The algorithm: Wadler-style pretty-printing
The formatter uses a Wadler-Lindig document algebra, the same approach used by rustfmt and Prettier. The core idea is simple:
- Parse the SQL into an AST
- Convert the AST into a document, a tree of layout instructions
- Render the document, fitting as much as possible on each line
The document tree is built from a small set of primitives
(defined in doc.rs):
| Primitive | Flat mode (fits on line) | Break mode (doesn't fit) |
|---|---|---|
Group | Try to render child flat | Render child with breaks |
Line | Space | Newline + indent |
SoftLine | Nothing | Newline + indent |
Nest | (no effect) | Increase indent level |
Keyword | Keyword text (cased) | Keyword text (cased) |
Text | Source text (as-is) | Source text (as-is) |
The key is Group: the renderer tries to fit the group's contents on a single
line. If it fits within the configured line width, everything stays flat.

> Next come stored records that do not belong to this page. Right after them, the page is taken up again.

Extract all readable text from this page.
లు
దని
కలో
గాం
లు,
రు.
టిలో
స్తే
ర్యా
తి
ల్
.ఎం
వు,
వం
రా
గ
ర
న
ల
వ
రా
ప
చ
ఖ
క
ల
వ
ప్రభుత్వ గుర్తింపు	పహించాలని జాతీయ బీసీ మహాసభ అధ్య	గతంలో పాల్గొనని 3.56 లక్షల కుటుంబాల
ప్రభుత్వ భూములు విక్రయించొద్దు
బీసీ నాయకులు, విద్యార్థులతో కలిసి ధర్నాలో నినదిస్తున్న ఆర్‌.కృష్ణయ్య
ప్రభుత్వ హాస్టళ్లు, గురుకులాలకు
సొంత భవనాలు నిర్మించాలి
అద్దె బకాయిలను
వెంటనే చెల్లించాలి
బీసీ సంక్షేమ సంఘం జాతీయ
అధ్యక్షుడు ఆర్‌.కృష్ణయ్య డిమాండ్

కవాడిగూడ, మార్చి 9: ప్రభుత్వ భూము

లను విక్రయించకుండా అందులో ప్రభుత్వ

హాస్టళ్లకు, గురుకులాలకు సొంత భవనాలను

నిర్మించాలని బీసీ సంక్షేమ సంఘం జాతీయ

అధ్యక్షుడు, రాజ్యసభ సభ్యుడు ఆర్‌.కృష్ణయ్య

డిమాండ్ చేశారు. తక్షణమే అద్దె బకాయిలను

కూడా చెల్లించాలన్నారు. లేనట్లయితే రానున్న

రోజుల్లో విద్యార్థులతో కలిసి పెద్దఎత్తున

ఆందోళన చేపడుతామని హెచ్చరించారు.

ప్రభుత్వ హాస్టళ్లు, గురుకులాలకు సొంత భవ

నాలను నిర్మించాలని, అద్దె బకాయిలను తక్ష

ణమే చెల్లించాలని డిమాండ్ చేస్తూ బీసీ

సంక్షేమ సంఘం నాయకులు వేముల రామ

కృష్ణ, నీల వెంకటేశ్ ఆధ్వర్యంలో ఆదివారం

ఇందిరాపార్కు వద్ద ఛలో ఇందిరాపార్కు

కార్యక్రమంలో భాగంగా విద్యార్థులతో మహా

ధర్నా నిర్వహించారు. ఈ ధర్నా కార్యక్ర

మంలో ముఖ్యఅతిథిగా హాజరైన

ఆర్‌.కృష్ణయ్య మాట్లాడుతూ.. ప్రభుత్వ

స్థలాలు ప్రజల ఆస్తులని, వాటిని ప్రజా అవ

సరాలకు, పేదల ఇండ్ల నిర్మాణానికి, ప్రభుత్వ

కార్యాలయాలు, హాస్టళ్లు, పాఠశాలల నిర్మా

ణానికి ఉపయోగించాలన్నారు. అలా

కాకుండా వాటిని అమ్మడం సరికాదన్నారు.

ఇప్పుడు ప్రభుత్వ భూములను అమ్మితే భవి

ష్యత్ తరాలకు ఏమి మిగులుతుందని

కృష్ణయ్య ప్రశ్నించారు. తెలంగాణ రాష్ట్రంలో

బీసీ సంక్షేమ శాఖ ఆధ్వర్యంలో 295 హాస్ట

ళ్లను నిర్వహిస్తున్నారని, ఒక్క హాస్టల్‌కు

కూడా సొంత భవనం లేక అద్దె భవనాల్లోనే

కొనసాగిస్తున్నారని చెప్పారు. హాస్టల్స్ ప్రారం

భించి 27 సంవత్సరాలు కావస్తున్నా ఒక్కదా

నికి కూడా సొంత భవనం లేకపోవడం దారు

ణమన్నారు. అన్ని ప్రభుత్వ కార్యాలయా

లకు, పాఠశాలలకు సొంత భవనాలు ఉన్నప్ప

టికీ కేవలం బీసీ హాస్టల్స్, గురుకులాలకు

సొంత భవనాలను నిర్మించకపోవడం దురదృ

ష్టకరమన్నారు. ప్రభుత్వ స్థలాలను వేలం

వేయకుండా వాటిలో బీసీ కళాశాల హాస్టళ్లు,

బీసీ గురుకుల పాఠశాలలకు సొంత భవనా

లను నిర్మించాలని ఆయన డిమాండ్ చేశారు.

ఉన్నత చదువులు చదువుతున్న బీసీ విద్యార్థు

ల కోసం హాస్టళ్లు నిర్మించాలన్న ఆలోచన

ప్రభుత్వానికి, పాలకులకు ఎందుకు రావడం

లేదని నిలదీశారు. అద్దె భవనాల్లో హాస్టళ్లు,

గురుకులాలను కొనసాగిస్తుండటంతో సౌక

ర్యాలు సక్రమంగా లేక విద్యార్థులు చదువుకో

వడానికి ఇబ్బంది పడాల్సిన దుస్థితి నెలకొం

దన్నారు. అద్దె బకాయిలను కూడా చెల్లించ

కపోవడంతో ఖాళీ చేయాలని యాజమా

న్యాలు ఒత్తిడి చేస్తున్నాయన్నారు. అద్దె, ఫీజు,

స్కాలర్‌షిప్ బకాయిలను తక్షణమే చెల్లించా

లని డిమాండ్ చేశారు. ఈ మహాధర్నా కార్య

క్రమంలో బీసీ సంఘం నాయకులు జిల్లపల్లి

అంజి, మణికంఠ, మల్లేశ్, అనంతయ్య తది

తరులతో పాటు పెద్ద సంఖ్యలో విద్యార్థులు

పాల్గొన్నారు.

If
not, the group breaks, and Line/SoftLine nodes become newlines.
This means the formatter doesn't have hard-coded rules about "always break after FROM" or "always inline short WHERE clauses". Instead, it tries to keep things compact and breaks when the line would be too long.
How formatting rules are defined
Each AST node type has formatting rules defined in a
.synq grammar file.
These rules use a declarative DSL that compiles to bytecode at build time.
For example, here's a simplified version of how INSERT statements are
formatted (from
dml.synq):
fmt {
group {
"INSERT"
" INTO " child(table)
if_set(columns) {
group { "(" nest { softline child(columns) } softline ")" }
}
if_set(source) { line child(source) }
if_set(returning) { line "RETURNING " child(returning) }
}
}
The group { ... } wrapping means: try to fit the entire INSERT on one line.
If it's too long, break at each line point (before the source clause, before
RETURNING). The column list has its own nested group, so it breaks
independently if the column list alone is too long.
The bytecode interpreter
(interpret.rs)
walks the AST and executes these rules to build the document tree, which is
then rendered.
Keyword casing
Keywords are always identified by the parser (they come from SQLite's own
keyword table). The formatter applies the configured casing at render time. Text nodes
(identifiers, literals, table names) are never modified.
With default settings (upper), select 1 becomes SELECT 1;. With
keyword-case = "lower", SELECT 1 becomes select 1;.
Comment preservation
Comments are tracked separately from the AST. During formatting, the comment handler reattaches them at the appropriate positions:
- Trailing comments (same line) are placed at the end of the formatted line
using a
LineSuffixdoc node - Leading comments (own line) are placed before the next statement or clause, preserving blank line separation
The formatter preserves all comments. It never drops or relocates them to a different statement.
Semicolons
By default, the formatter appends a semicolon after every statement. This can
be disabled with --semicolons=false (CLI) or .with_semicolons(false) (Rust
API).
What the formatter does not do
The formatter pretty-prints the AST as-is. It does not:
- Rewrite queries (e.g., converting implicit joins to explicit
JOIN) - Reorder clauses
- Normalize expressions (e.g.,
a = 1vs1 = a) - Add or remove aliases
- Change quoting style on identifiers
If the SQL parses, the formatted output is semantically identical.